1990 Publishing of hand-written copies becomes possible
Youth: 1908-1940 Kersnovskaya's childhood
Eufrosinia Kersnovskaya was born in Odessa to a family of Russian gentry. During the Russian Civil War the family moved to their estate in Bessarabia to become farmers.
In 1940, Bessarabia was annexed by the Soviet Union, and the Kersnovskaya family (Eufrosinia and her mother) were oppressed as former landowners.
Gulag: 1941 Exiled to Siberia
Kersnovskya was arrested by the NKVD on June 13, 1941. She was transferred by train to Novosibirsk in Siberia. She rode in a cattle-car along with forty others for the week-long train ride, and was finally left near the river Anga in the Tomsk region of Siberia.
The NKVD contained the regular, public police force of the USSR but is better known for the activities of the Gulag which eventually became the Committee for State Security (KGB). It conducted mass extrajudicial executions, ran the Gulag system of forced labor camps, suppressed underground resistance, conducted mass deportations of entire nationalities and Kulaks to unpopulated regions of the country, guarded state borders, conducted espionage and political assassinations abroad, was responsible for influencing foreign governments, and enforced Stalinist policy within communist movements in other countries.
Logging: 1941-2 Working in Siberian forests.
For the rest of 1941 Kersnovskaya worker as a logger in Tomsk, Siberia. She was considered an exile settler (ссыльнопоселенец). Work as a logger ended during the very cold Siberian winter. The workers were tasen to Ust-Tyam, but there was little work or food there. Later, she was transferred again, this time to an even more difficult post. On February 26, 1942, Kersnovskaya escaped.
Fugitive: 1942 Escaped
Kersnovskaya travelled 1500 kilometers across the Siberian and Russian countryside by foot, finding villages completely destroyed, churched closed, forests filled with displaced persons trying to survive by foraging. Near the village of Rubtsovsk she was recaptured on August 24, 1942.
Recaptured: 1942 Krasnozerskaye prison
After her recapture, Kersnovskaya was transferred to Krasnozerskoye prison. She was charged with espionage and crimes agaisnt the people.
I cannot demand justice: 1943 Refuses to admit guilt
Kersnovskaya refused to confess guilt, and refused to ask for clemency.
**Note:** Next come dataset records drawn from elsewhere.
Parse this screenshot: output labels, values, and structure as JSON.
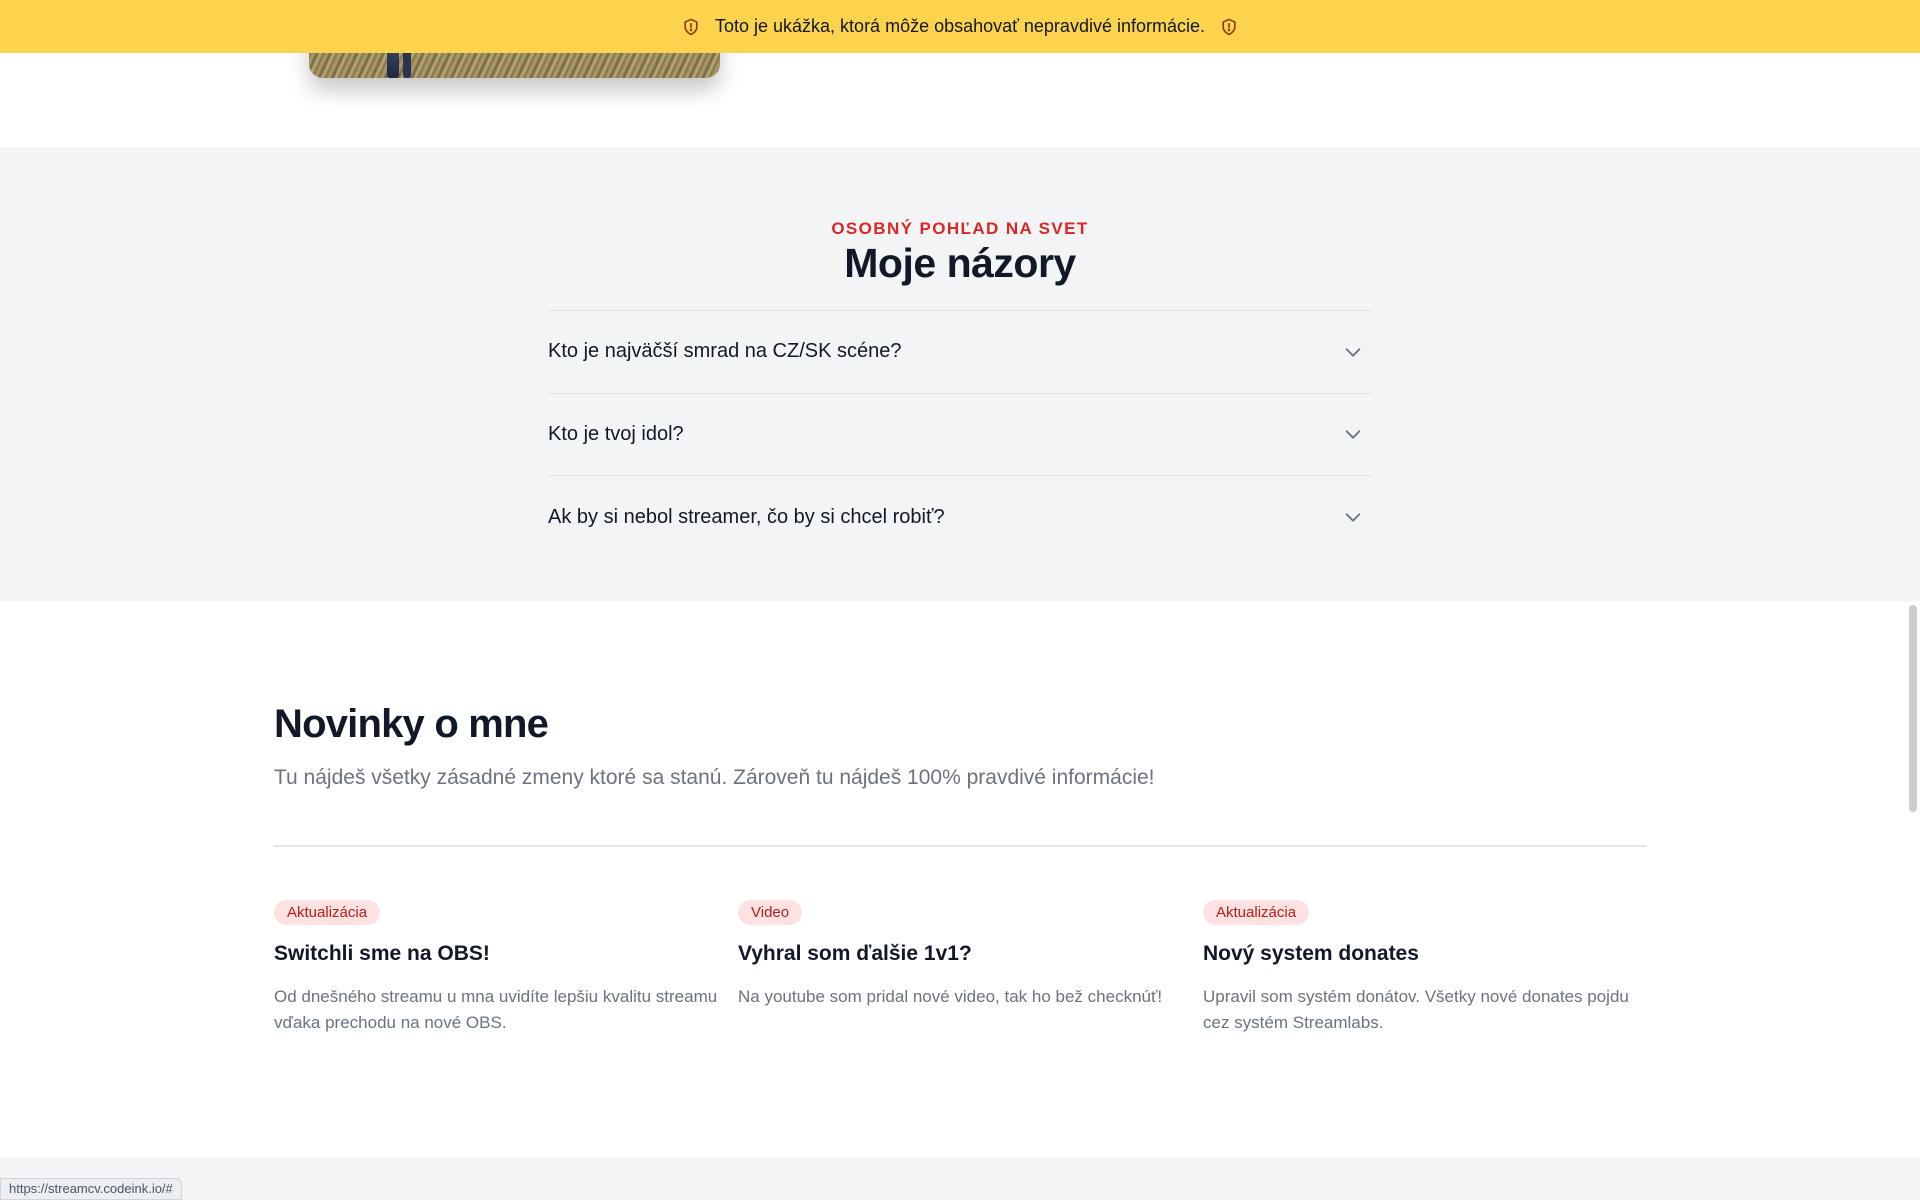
{
  "banner": {
    "text": "Toto je ukážka, ktorá môže obsahovať nepravdivé informácie.",
    "icons": [
      "shield-alert-icon",
      "shield-alert-icon"
    ],
    "background": "#fcd34d"
  },
  "opinions": {
    "eyebrow": "OSOBNÝ POHĽAD NA SVET",
    "title": "Moje názory",
    "faq": [
      {
        "question": "Kto je najväčší smrad na CZ/SK scéne?"
      },
      {
        "question": "Kto je tvoj idol?"
      },
      {
        "question": "Ak by si nebol streamer, čo by si chcel robiť?"
      }
    ]
  },
  "news": {
    "title": "Novinky o mne",
    "intro": "Tu nájdeš všetky zásadné zmeny ktoré sa stanú. Zároveň tu nájdeš 100% pravdivé informácie!",
    "cards": [
      {
        "badge": "Aktualizácia",
        "title": "Switchli sme na OBS!",
        "text": "Od dnešného streamu u mna uvidíte lepšiu kvalitu streamu vďaka prechodu na nové OBS."
      },
      {
        "badge": "Video",
        "title": "Vyhral som ďalšie 1v1?",
        "text": "Na youtube som pridal nové video, tak ho bež checknúť!"
      },
      {
        "badge": "Aktualizácia",
        "title": "Nový system donates",
        "text": "Upravil som systém donátov. Všetky nové donates pojdu cez systém Streamlabs."
      }
    ]
  },
  "status_bar": {
    "url": "https://streamcv.codeink.io/#"
  },
  "colors": {
    "accent": "#dc2626",
    "badge_bg": "#fee2e2",
    "badge_text": "#b91c1c",
    "section_bg": "#f3f4f6"
  }
}
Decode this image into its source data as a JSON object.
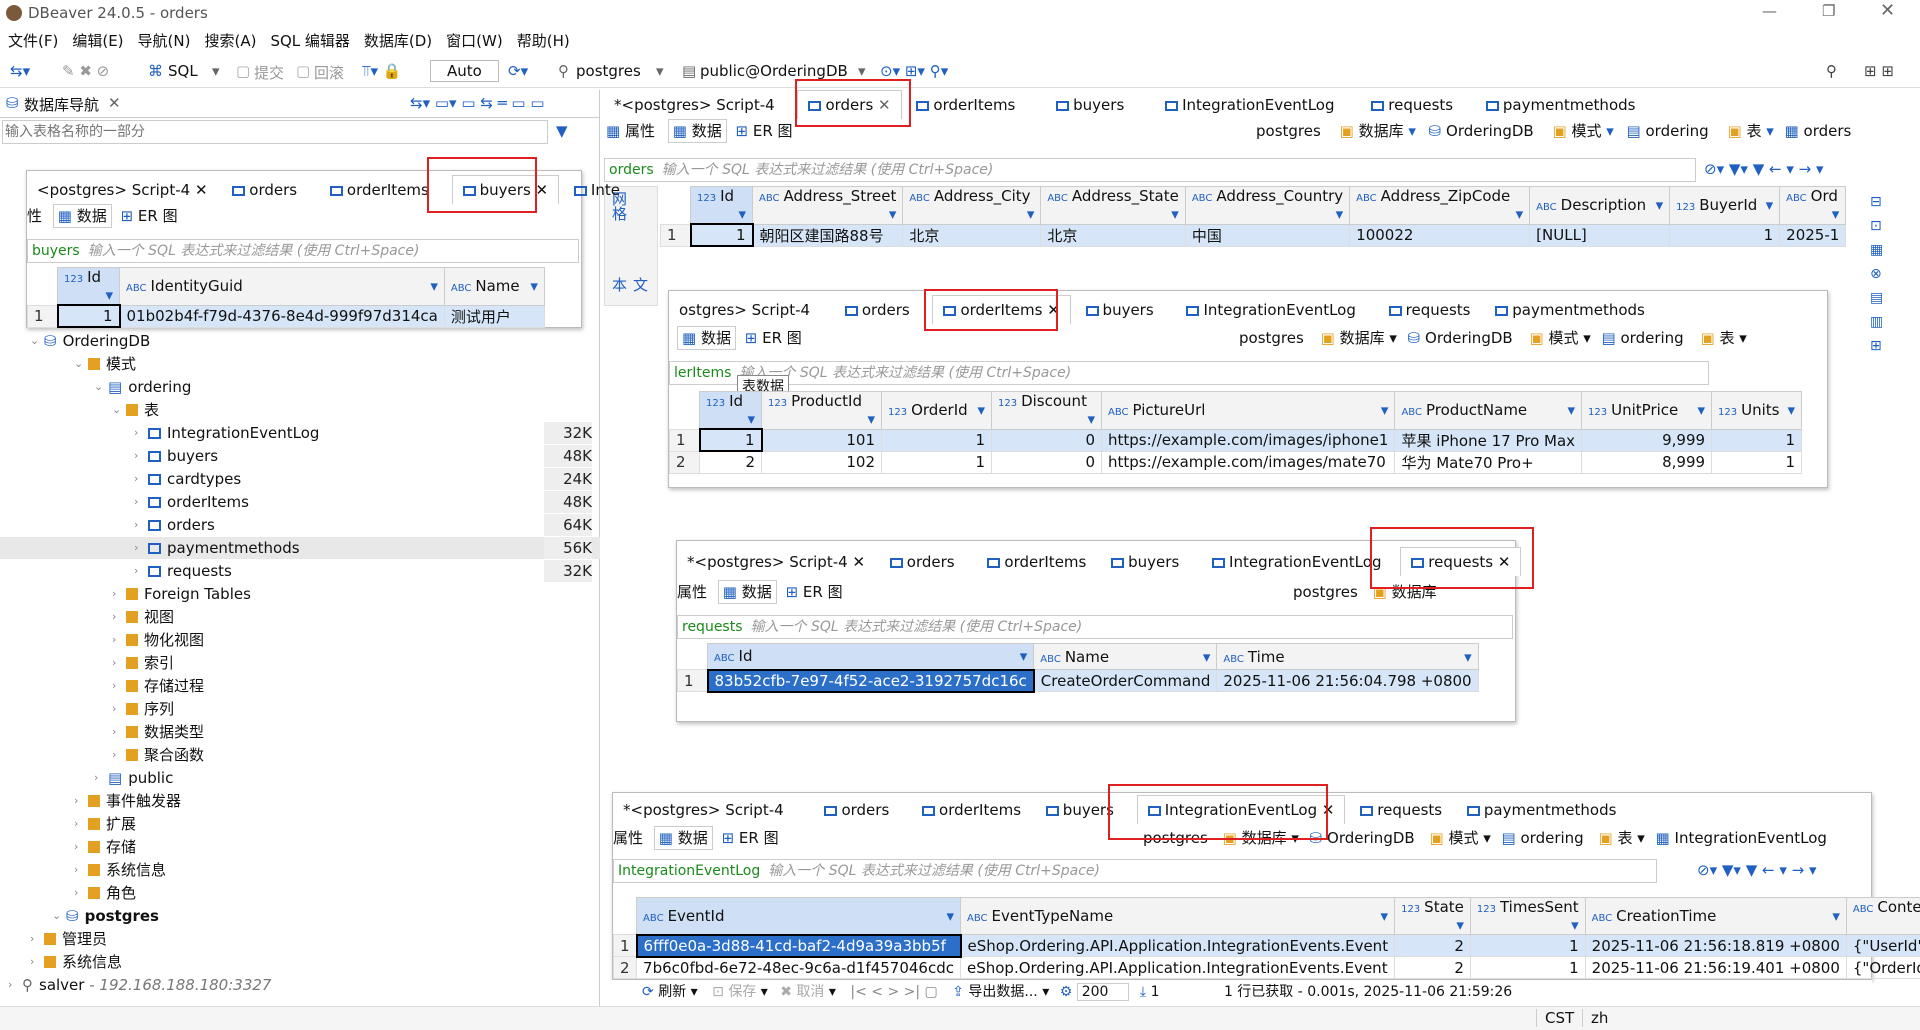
{
  "window": {
    "title": "DBeaver 24.0.5 - orders"
  },
  "menu": [
    "文件(F)",
    "编辑(E)",
    "导航(N)",
    "搜索(A)",
    "SQL 编辑器",
    "数据库(D)",
    "窗口(W)",
    "帮助(H)"
  ],
  "toolbar": {
    "sql": "SQL",
    "commit": "提交",
    "rollback": "回滚",
    "mode": "Auto",
    "connection": "postgres",
    "schema": "public@OrderingDB"
  },
  "navigator": {
    "title": "数据库导航",
    "search_placeholder": "输入表格名称的一部分",
    "tree": [
      {
        "label": "OrderingDB"
      },
      {
        "label": "模式"
      },
      {
        "label": "ordering"
      },
      {
        "label": "表"
      },
      {
        "label": "IntegrationEventLog",
        "size": "32K"
      },
      {
        "label": "buyers",
        "size": "48K"
      },
      {
        "label": "cardtypes",
        "size": "24K"
      },
      {
        "label": "orderItems",
        "size": "48K"
      },
      {
        "label": "orders",
        "size": "64K"
      },
      {
        "label": "paymentmethods",
        "size": "56K"
      },
      {
        "label": "requests",
        "size": "32K"
      },
      {
        "label": "Foreign Tables"
      },
      {
        "label": "视图"
      },
      {
        "label": "物化视图"
      },
      {
        "label": "索引"
      },
      {
        "label": "存储过程"
      },
      {
        "label": "序列"
      },
      {
        "label": "数据类型"
      },
      {
        "label": "聚合函数"
      },
      {
        "label": "public"
      },
      {
        "label": "事件触发器"
      },
      {
        "label": "扩展"
      },
      {
        "label": "存储"
      },
      {
        "label": "系统信息"
      },
      {
        "label": "角色"
      },
      {
        "label": "postgres"
      },
      {
        "label": "管理员"
      },
      {
        "label": "系统信息"
      },
      {
        "label": "salver",
        "extra": " - 192.168.188.180:3327"
      }
    ]
  },
  "common": {
    "script_tab": "<postgres> Script-4",
    "script_tab_dirty": "*<postgres> Script-4",
    "tabs": [
      "orders",
      "orderItems",
      "buyers",
      "IntegrationEventLog",
      "requests",
      "paymentmethods"
    ],
    "subtabs": [
      "属性",
      "数据",
      "ER 图"
    ],
    "filter_placeholder": "输入一个 SQL 表达式来过滤结果 (使用 Ctrl+Space)",
    "crumbs": [
      "postgres",
      "数据库",
      "OrderingDB",
      "模式",
      "ordering",
      "表"
    ],
    "tooltip": "表数据"
  },
  "orders": {
    "columns": [
      "Id",
      "Address_Street",
      "Address_City",
      "Address_State",
      "Address_Country",
      "Address_ZipCode",
      "Description",
      "BuyerId",
      "Ord"
    ],
    "rows": [
      [
        "1",
        "1",
        "朝阳区建国路88号",
        "北京",
        "北京",
        "中国",
        "100022",
        "[NULL]",
        "1",
        "2025-1"
      ]
    ]
  },
  "buyers": {
    "filter_label": "buyers",
    "columns": [
      "Id",
      "IdentityGuid",
      "Name"
    ],
    "rows": [
      [
        "1",
        "1",
        "01b02b4f-f79d-4376-8e4d-999f97d314ca",
        "测试用户"
      ]
    ]
  },
  "orderitems": {
    "filter_label": "lerItems",
    "columns": [
      "Id",
      "ProductId",
      "OrderId",
      "Discount",
      "PictureUrl",
      "ProductName",
      "UnitPrice",
      "Units"
    ],
    "rows": [
      [
        "1",
        "1",
        "101",
        "1",
        "0",
        "https://example.com/images/iphone1",
        "苹果 iPhone 17 Pro Max",
        "9,999",
        "1"
      ],
      [
        "2",
        "2",
        "102",
        "1",
        "0",
        "https://example.com/images/mate70",
        "华为 Mate70 Pro+",
        "8,999",
        "1"
      ]
    ]
  },
  "requests": {
    "filter_label": "requests",
    "columns": [
      "Id",
      "Name",
      "Time"
    ],
    "rows": [
      [
        "1",
        "83b52cfb-7e97-4f52-ace2-3192757dc16c",
        "CreateOrderCommand",
        "2025-11-06 21:56:04.798 +0800"
      ]
    ]
  },
  "eventlog": {
    "filter_label": "IntegrationEventLog",
    "columns": [
      "EventId",
      "EventTypeName",
      "State",
      "TimesSent",
      "CreationTime",
      "Content"
    ],
    "rows": [
      [
        "1",
        "6fff0e0a-3d88-41cd-baf2-4d9a39a3bb5f",
        "eShop.Ordering.API.Application.IntegrationEvents.Event",
        "2",
        "1",
        "2025-11-06 21:56:18.819 +0800",
        "{\"UserId\": \""
      ],
      [
        "2",
        "7b6c0fbd-6e72-48ec-9c6a-d1f457046cdc",
        "eShop.Ordering.API.Application.IntegrationEvents.Event",
        "2",
        "1",
        "2025-11-06 21:56:19.401 +0800",
        "{\"OrderId\":"
      ]
    ],
    "crumb_last": "IntegrationEventLog"
  },
  "bottombar": {
    "refresh": "刷新",
    "save": "保存",
    "cancel": "取消",
    "export": "导出数据...",
    "limit": "200",
    "count": "1",
    "status": "1 行已获取 - 0.001s, 2025-11-06 21:59:26"
  },
  "statusbar": {
    "tz": "CST",
    "lang": "zh"
  }
}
She wrote on a sheet of paper provided to her for the purpose of confession:
"I cannot demand justice, I do not want to ask for mercy"
Sentenced to death: 1943
Although she was sentenced to death, it was instead decided that she would be sent to Norilsk.
Transferred to Norillag nickel mines
Kersnovskaya's death sentence was commuted to 10 years of labor camps.
There were huge deposits of nickel, platinum and palladian to be mined. Some 60,000 people were obligated to move there in order to estalish the mining operations. The mines are still in operation today, although the resultant pollution has become some of the worst on earth.
The streets of Norilsk today
Digging through memories: 1953 Released
She spent ten years as a miner in the Norillag (Норильлаг) Norilsk mines labor camp. Afterward, Kersnovskaya made her way home
1953 Discharged from gulag. Kersnovskaya went home to Yessentuki. She located her mother and promised she would write her memories. She wrote the memoirs during 1964–1968.
Underground Printing: 1968 Samizdat
Kersnovskaya's memoirs are illustrated by hundreds of drawings of life in the Gulag. Part of the remarkable quality of the drawings is the detail in which she captures life as it was for so many, but few lived to tell the stories.
Friends typed samizdat copies, repeating the pictures on the back sides of the sheets.
A key form of dissident activity across the Soviet bloc in which individuals reproduced censored publications by hand and passed the documents from reader to reader. This evasion of officially imposed censorship brought harsh punishment to people caught possessing or copying censored materials.
A more open Russia: 1990 Loosening governmental restrictions allowed the first publishing of Kersnovskaya's work.
Excerpts were first published in Ogonyok magazine in 1990, as well as in The Observer(June 1990). After that, German and French publications followed. In 2001 the complete text, in six volumes, was published in Russia.
The word "ogonyok means "little flame". The magazine by that name is one of the oldest weekly illustrated magazines in Russia, issued since 1899.
Ogonyok reached the pinnacle of its popularity in the Perestroika years, when its editor-in-chief Vitaly Korotich "was guiding Ogonyok to a pro-American and pro-capitalist position".